When the darkness unwound and let her return to some measure of awareness, she was greeted with a painful stab of light. The sun was out and had a grudge against her eyes from what she could tell.

“She’s coming around,” a mechanical voice said.

“She’s tougher than the other one then,” a different but also mechanical voice said.

“I told you there’s more to her than that uniform would suggest,” Harp said. Her voice was mechanical as well but Ai recognized it nonetheless, even through the haze of the drug induced healing coma that Zai had placed her in.

“Zai?” she asked.

“Still with you. Seriously though, never do that again. That was much too close.”

“Yeah, I was thinking the fire rescue rebreathers would buy us some time, but the crash was a little too disorienting. How long was I out?”

“About five minutes,” Zai said. “Haven’t had much time to put you back together, so try not to pick any fights here ok? I’ve got your body paralyzed from the neck down at the moment to make the reconstruction go more smoothly. Also, you drove a car off a bridge and I’d like to go at least ten minutes without repeating anything that foolish.”

“Since we’re not dead, I’m going to guess that the NMEs have been dealt with?”

“As far as I can tell,” Zai said. “Sounds like the Valkyries dismantled two of them.
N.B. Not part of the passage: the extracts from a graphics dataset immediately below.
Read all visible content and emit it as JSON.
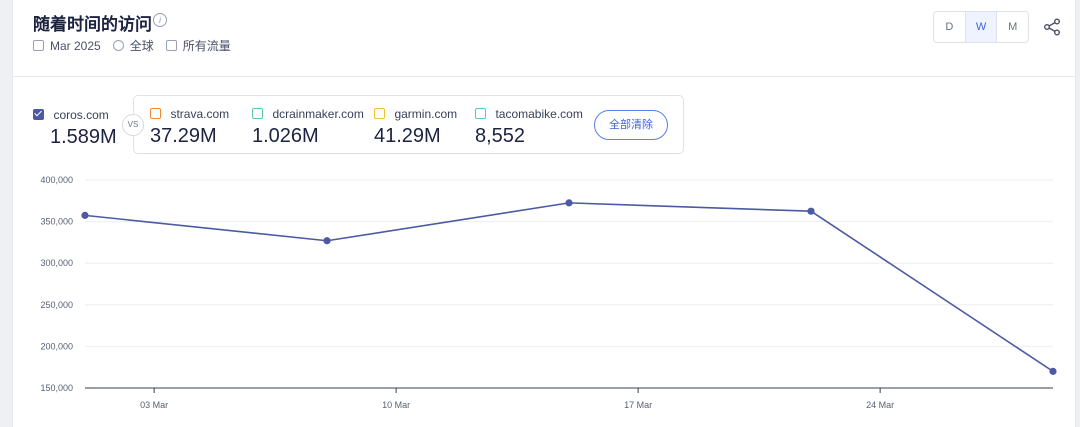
{
  "header": {
    "title": "随着时间的访问",
    "info_glyph": "i",
    "date": "Mar 2025",
    "region": "全球",
    "traffic": "所有流量",
    "granularity": [
      "D",
      "W",
      "M"
    ],
    "granularity_active": "W"
  },
  "primary_site": {
    "name": "coros.com",
    "value": "1.589M",
    "color": "#4b5aa2"
  },
  "vs_label": "VS",
  "compare_sites": [
    {
      "name": "strava.com",
      "value": "37.29M",
      "color": "#f0883a"
    },
    {
      "name": "dcrainmaker.com",
      "value": "1.026M",
      "color": "#5ccaa6"
    },
    {
      "name": "garmin.com",
      "value": "41.29M",
      "color": "#f2c12e"
    },
    {
      "name": "tacomabike.com",
      "value": "8,552",
      "color": "#56c3e0"
    }
  ],
  "clear_all_label": "全部清除",
  "chart_data": {
    "type": "line",
    "series": [
      {
        "name": "coros.com",
        "color": "#4b5aa2",
        "x": [
          "2025-03-01",
          "2025-03-08",
          "2025-03-15",
          "2025-03-22",
          "2025-03-29"
        ],
        "values": [
          357500,
          327000,
          372500,
          362500,
          170000
        ]
      }
    ],
    "x_ticks": [
      "03 Mar",
      "10 Mar",
      "17 Mar",
      "24 Mar"
    ],
    "y_ticks": [
      "150,000",
      "200,000",
      "250,000",
      "300,000",
      "350,000",
      "400,000"
    ],
    "ylim": [
      150000,
      400000
    ],
    "grid": true,
    "legend": "none"
  }
}
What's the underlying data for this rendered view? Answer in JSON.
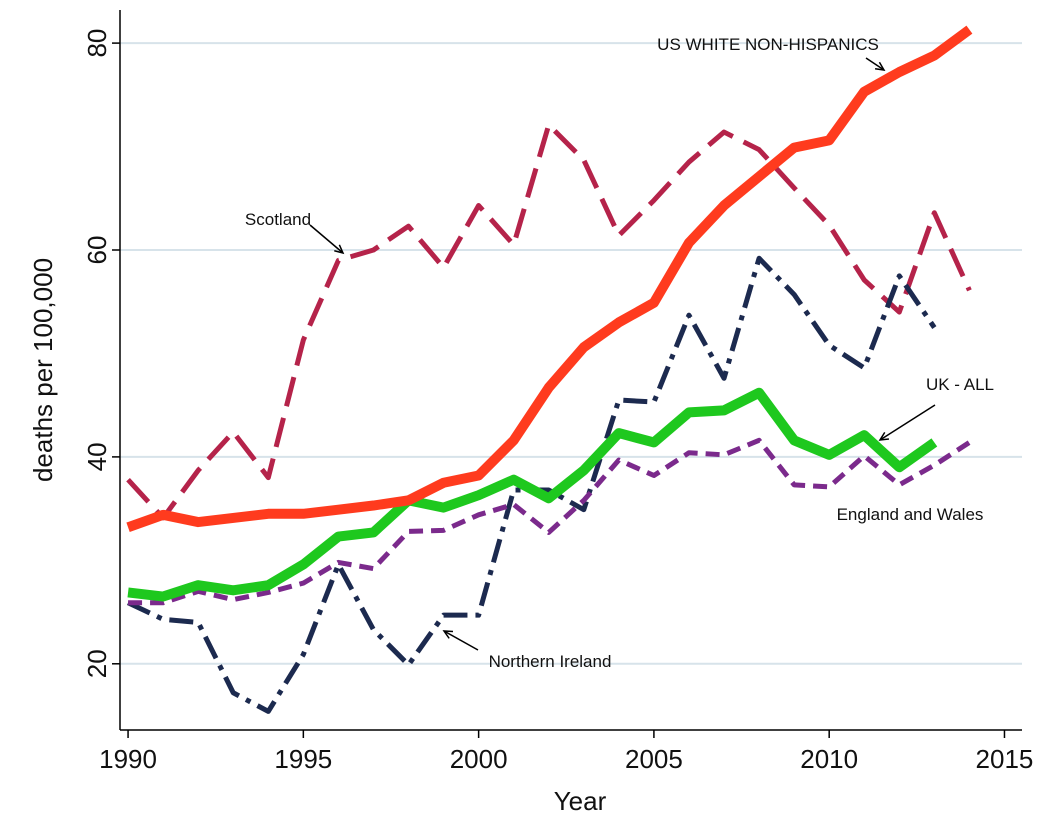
{
  "chart_data": {
    "type": "line",
    "x_label": "Year",
    "y_label": "deaths per 100,000",
    "x": [
      1990,
      1991,
      1992,
      1993,
      1994,
      1995,
      1996,
      1997,
      1998,
      1999,
      2000,
      2001,
      2002,
      2003,
      2004,
      2005,
      2006,
      2007,
      2008,
      2009,
      2010,
      2011,
      2012,
      2013,
      2014
    ],
    "series": [
      {
        "name": "Scotland",
        "color": "#b5234a",
        "line_style": "dash",
        "values": [
          37.8,
          34.1,
          38.7,
          42.4,
          38,
          51.3,
          59,
          60,
          62.3,
          58.3,
          64.3,
          60.5,
          72.1,
          68.7,
          61.4,
          64.8,
          68.5,
          71.4,
          69.7,
          66,
          62.4,
          57.1,
          54,
          63.6,
          56.1
        ]
      },
      {
        "name": "Northern Ireland",
        "color": "#1c2a4f",
        "line_style": "dashdot",
        "values": [
          25.9,
          24.3,
          24,
          17.2,
          15.4,
          20.9,
          29.6,
          23.3,
          19.9,
          24.7,
          24.7,
          36.8,
          36.8,
          34.9,
          45.5,
          45.3,
          53.7,
          47.6,
          59.2,
          55.7,
          50.8,
          48.6,
          57.5,
          52.5,
          null
        ]
      },
      {
        "name": "England and Wales",
        "color": "#7b2a8c",
        "line_style": "shortdash",
        "values": [
          25.9,
          25.9,
          27,
          26.2,
          26.9,
          27.8,
          29.8,
          29.2,
          32.8,
          32.9,
          34.4,
          35.4,
          32.7,
          35.8,
          39.7,
          38.2,
          40.4,
          40.2,
          41.6,
          37.3,
          37.1,
          40.1,
          37.3,
          39.2,
          41.4
        ]
      },
      {
        "name": "UK - ALL",
        "color": "#1ec81e",
        "line_style": "solid",
        "values": [
          26.9,
          26.5,
          27.6,
          27.1,
          27.6,
          29.6,
          32.3,
          32.7,
          35.8,
          35.1,
          36.3,
          37.8,
          36,
          38.7,
          42.3,
          41.4,
          44.3,
          44.5,
          46.2,
          41.6,
          40.2,
          42.1,
          39,
          41.4,
          null
        ]
      },
      {
        "name": "US WHITE NON-HISPANICS",
        "color": "#ff3b1e",
        "line_style": "solid",
        "values": [
          33.2,
          34.4,
          33.7,
          34.1,
          34.5,
          34.5,
          34.9,
          35.3,
          35.8,
          37.5,
          38.2,
          41.6,
          46.7,
          50.6,
          53,
          54.9,
          60.7,
          64.3,
          67.1,
          69.9,
          70.6,
          75.3,
          77.2,
          78.8,
          81.3
        ]
      }
    ],
    "xlim": [
      1989.77,
      2015.5
    ],
    "ylim": [
      13.6,
      83.2
    ],
    "xticks": [
      1990,
      1995,
      2000,
      2005,
      2010,
      2015
    ],
    "yticks": [
      20,
      40,
      60,
      80
    ],
    "grid": true
  }
}
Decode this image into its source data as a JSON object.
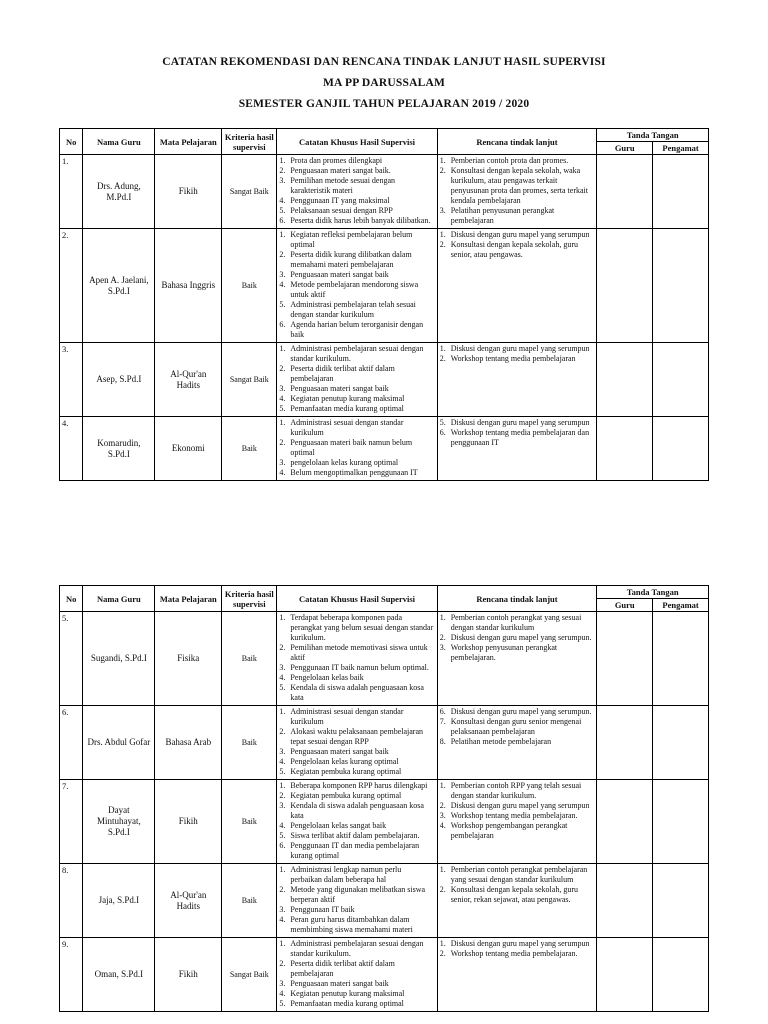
{
  "title": {
    "line1": "CATATAN REKOMENDASI DAN RENCANA TINDAK LANJUT HASIL SUPERVISI",
    "line2": "MA PP DARUSSALAM",
    "line3": "SEMESTER GANJIL TAHUN PELAJARAN 2019 / 2020"
  },
  "headers": {
    "no": "No",
    "nama_guru": "Nama Guru",
    "mata_pelajaran": "Mata Pelajaran",
    "kriteria": "Kriteria hasil supervisi",
    "catatan": "Catatan Khusus Hasil Supervisi",
    "rencana": "Rencana tindak lanjut",
    "tanda_tangan": "Tanda Tangan",
    "guru": "Guru",
    "pengamat": "Pengamat"
  },
  "tables": [
    {
      "rows": [
        {
          "no": "1.",
          "nama": "Drs. Adung, M.Pd.I",
          "mapel": "Fikih",
          "kriteria": "Sangat Baik",
          "catatan": [
            {
              "n": "1.",
              "text": "Prota dan promes dilengkapi"
            },
            {
              "n": "2.",
              "text": "Penguasaan materi sangat baik."
            },
            {
              "n": "3.",
              "text": "Pemilihan metode sesuai dengan karakteristik materi"
            },
            {
              "n": "4.",
              "text": "Penggunaan IT yang maksimal"
            },
            {
              "n": "5.",
              "text": "Pelaksanaan sesuai dengan RPP"
            },
            {
              "n": "6.",
              "text": "Peserta didik harus lebih banyak dilibatkan."
            }
          ],
          "rencana": [
            {
              "n": "1.",
              "text": "Pemberian contoh prota dan promes."
            },
            {
              "n": "2.",
              "text": "Konsultasi dengan kepala sekolah, waka kurikulum, atau pengawas terkait penyusunan prota dan promes, serta terkait kendala pembelajaran"
            },
            {
              "n": "3.",
              "text": "Pelatihan penyusunan perangkat pembelajaran"
            }
          ]
        },
        {
          "no": "2.",
          "nama": "Apen A. Jaelani, S.Pd.I",
          "mapel": "Bahasa Inggris",
          "kriteria": "Baik",
          "catatan": [
            {
              "n": "1.",
              "text": "Kegiatan refleksi pembelajaran belum optimal"
            },
            {
              "n": "2.",
              "text": "Peserta didik kurang dilibatkan dalam memahami materi pembelajaran"
            },
            {
              "n": "3.",
              "text": "Penguasaan materi sangat baik"
            },
            {
              "n": "4.",
              "text": "Metode pembelajaran mendorong siswa untuk aktif"
            },
            {
              "n": "5.",
              "text": "Administrasi pembelajaran telah sesuai dengan standar kurikulum"
            },
            {
              "n": "6.",
              "text": "Agenda harian belum terorganisir dengan baik"
            }
          ],
          "rencana": [
            {
              "n": "1.",
              "text": "Diskusi dengan guru mapel yang serumpun"
            },
            {
              "n": "2.",
              "text": "Konsultasi dengan kepala sekolah, guru senior, atau pengawas."
            }
          ]
        },
        {
          "no": "3.",
          "nama": "Asep, S.Pd.I",
          "mapel": "Al-Qur'an Hadits",
          "kriteria": "Sangat Baik",
          "catatan": [
            {
              "n": "1.",
              "text": "Administrasi pembelajaran sesuai dengan standar kurikulum."
            },
            {
              "n": "2.",
              "text": "Peserta didik terlibat aktif dalam pembelajaran"
            },
            {
              "n": "3.",
              "text": "Penguasaan materi sangat baik"
            },
            {
              "n": "4.",
              "text": "Kegiatan penutup kurang maksimal"
            },
            {
              "n": "5.",
              "text": "Pemanfaatan media kurang optimal"
            }
          ],
          "rencana": [
            {
              "n": "1.",
              "text": "Diskusi dengan guru mapel yang serumpun"
            },
            {
              "n": "2.",
              "text": "Workshop tentang media pembelajaran"
            }
          ]
        },
        {
          "no": "4.",
          "nama": "Komarudin, S.Pd.I",
          "mapel": "Ekonomi",
          "kriteria": "Baik",
          "catatan": [
            {
              "n": "1.",
              "text": "Administrasi sesuai dengan standar kurikulum"
            },
            {
              "n": "2.",
              "text": "Penguasaan materi baik namun belum optimal"
            },
            {
              "n": "3.",
              "text": "pengelolaan kelas kurang optimal"
            },
            {
              "n": "4.",
              "text": "Belum mengoptimalkan penggunaan IT"
            }
          ],
          "rencana": [
            {
              "n": "5.",
              "text": "Diskusi dengan guru mapel yang serumpun"
            },
            {
              "n": "6.",
              "text": "Workshop tentang media pembelajaran dan penggunaan IT"
            }
          ]
        }
      ]
    },
    {
      "rows": [
        {
          "no": "5.",
          "nama": "Sugandi, S.Pd.I",
          "mapel": "Fisika",
          "kriteria": "Baik",
          "catatan": [
            {
              "n": "1.",
              "text": "Terdapat beberapa komponen pada perangkat yang belum sesuai dengan standar kurikulum."
            },
            {
              "n": "2.",
              "text": "Pemilihan metode memotivasi siswa untuk aktif"
            },
            {
              "n": "3.",
              "text": "Penggunaan IT baik namun belum optimal."
            },
            {
              "n": "4.",
              "text": "Pengelolaan kelas baik"
            },
            {
              "n": "5.",
              "text": "Kendala di siswa adalah penguasaan kosa kata"
            }
          ],
          "rencana": [
            {
              "n": "1.",
              "text": "Pemberian contoh perangkat yang sesuai dengan standar kurikulum"
            },
            {
              "n": "2.",
              "text": "Diskusi dengan guru mapel yang serumpun."
            },
            {
              "n": "3.",
              "text": "Workshop penyusunan perangkat pembelajaran."
            }
          ]
        },
        {
          "no": "6.",
          "nama": "Drs. Abdul Gofar",
          "mapel": "Bahasa Arab",
          "kriteria": "Baik",
          "catatan": [
            {
              "n": "1.",
              "text": "Administrasi sesuai dengan standar kurikulum"
            },
            {
              "n": "2.",
              "text": "Alokasi waktu pelaksanaan pembelajaran tepat sesuai dengan RPP"
            },
            {
              "n": "3.",
              "text": "Penguasaan materi sangat baik"
            },
            {
              "n": "4.",
              "text": "Pengelolaan kelas kurang optimal"
            },
            {
              "n": "5.",
              "text": "Kegiatan pembuka kurang optimal"
            }
          ],
          "rencana": [
            {
              "n": "6.",
              "text": "Diskusi dengan guru mapel yang serumpun."
            },
            {
              "n": "7.",
              "text": "Konsultasi dengan guru senior mengenai pelaksanaan pembelajaran"
            },
            {
              "n": "8.",
              "text": "Pelatihan metode pembelajaran"
            }
          ]
        },
        {
          "no": "7.",
          "nama": "Dayat Mintuhayat, S.Pd.I",
          "mapel": "Fikih",
          "kriteria": "Baik",
          "catatan": [
            {
              "n": "1.",
              "text": "Beberapa komponen RPP harus dilengkapi"
            },
            {
              "n": "2.",
              "text": "Kegiatan pembuka kurang optimal"
            },
            {
              "n": "3.",
              "text": "Kendala di siswa adalah penguasaan kosa kata"
            },
            {
              "n": "4.",
              "text": "Pengelolaan kelas sangat baik"
            },
            {
              "n": "5.",
              "text": "Siswa terlibat aktif dalam pembelajaran."
            },
            {
              "n": "6.",
              "text": "Penggunaan IT dan media pembelajaran kurang optimal"
            }
          ],
          "rencana": [
            {
              "n": "1.",
              "text": "Pemberian contoh RPP yang telah sesuai dengan standar kurikulum."
            },
            {
              "n": "2.",
              "text": "Diskusi dengan guru mapel yang serumpun"
            },
            {
              "n": "3.",
              "text": "Workshop tentang media pembelajaran."
            },
            {
              "n": "4.",
              "text": "Workshop pengembangan perangkat pembelajaran"
            }
          ]
        },
        {
          "no": "8.",
          "nama": "Jaja, S.Pd.I",
          "mapel": "Al-Qur'an Hadits",
          "kriteria": "Baik",
          "catatan": [
            {
              "n": "1.",
              "text": "Administrasi lengkap namun perlu perbaikan dalam beberapa hal"
            },
            {
              "n": "2.",
              "text": "Metode yang digunakan melibatkan siswa berperan aktif"
            },
            {
              "n": "3.",
              "text": "Penggunaan IT baik"
            },
            {
              "n": "4.",
              "text": "Peran guru harus ditambahkan dalam membimbing siswa memahami materi"
            }
          ],
          "rencana": [
            {
              "n": "1.",
              "text": "Pemberian contoh perangkat pembelajaran yang sesuai dengan standar kurikulum"
            },
            {
              "n": "2.",
              "text": "Konsultasi dengan kepala sekolah, guru senior, rekan sejawat, atau pengawas."
            }
          ]
        },
        {
          "no": "9.",
          "nama": "Oman, S.Pd.I",
          "mapel": "Fikih",
          "kriteria": "Sangat Baik",
          "catatan": [
            {
              "n": "1.",
              "text": "Administrasi pembelajaran sesuai dengan standar kurikulum."
            },
            {
              "n": "2.",
              "text": "Peserta didik terlibat aktif dalam pembelajaran"
            },
            {
              "n": "3.",
              "text": "Penguasaan materi sangat baik"
            },
            {
              "n": "4.",
              "text": "Kegiatan penutup kurang maksimal"
            },
            {
              "n": "5.",
              "text": "Pemanfaatan media kurang optimal"
            }
          ],
          "rencana": [
            {
              "n": "1.",
              "text": "Diskusi dengan guru mapel yang serumpun"
            },
            {
              "n": "2.",
              "text": "Workshop tentang media pembelajaran."
            }
          ]
        }
      ]
    }
  ]
}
I’m not clear on what happened to the third though.”

“Let’s find out then,” Ai said and struggled to open her eyes fully.

“Hello Officer Greensmith,” Harp said.

“Nice to see you again,” Ai said. “Is my partner ok?”

“You care about that?” Zai asked.

“It what a normal cop would ask,” Ai said.

“No, but then neither are you after that stunt. He’s still alive though, so whatever you were trying to do it apparently worked,” Harp said.

“Not as well as I’d hoped,” Ai said. “Thanks for pulling us from a watery grave.”

“Thanks for flushing out some more NMEs for us,” Harp said.

“I think that distinction belongs to my partner,” Ai said. “He’s got a much wider list of enemies than I do.”

“That may be true, but he’s only a normal human and that’s not entirely true for you, is it?”

Ai met Harp’s gaze and saw the other woman wasn’t asking a question so much as stating a certainty.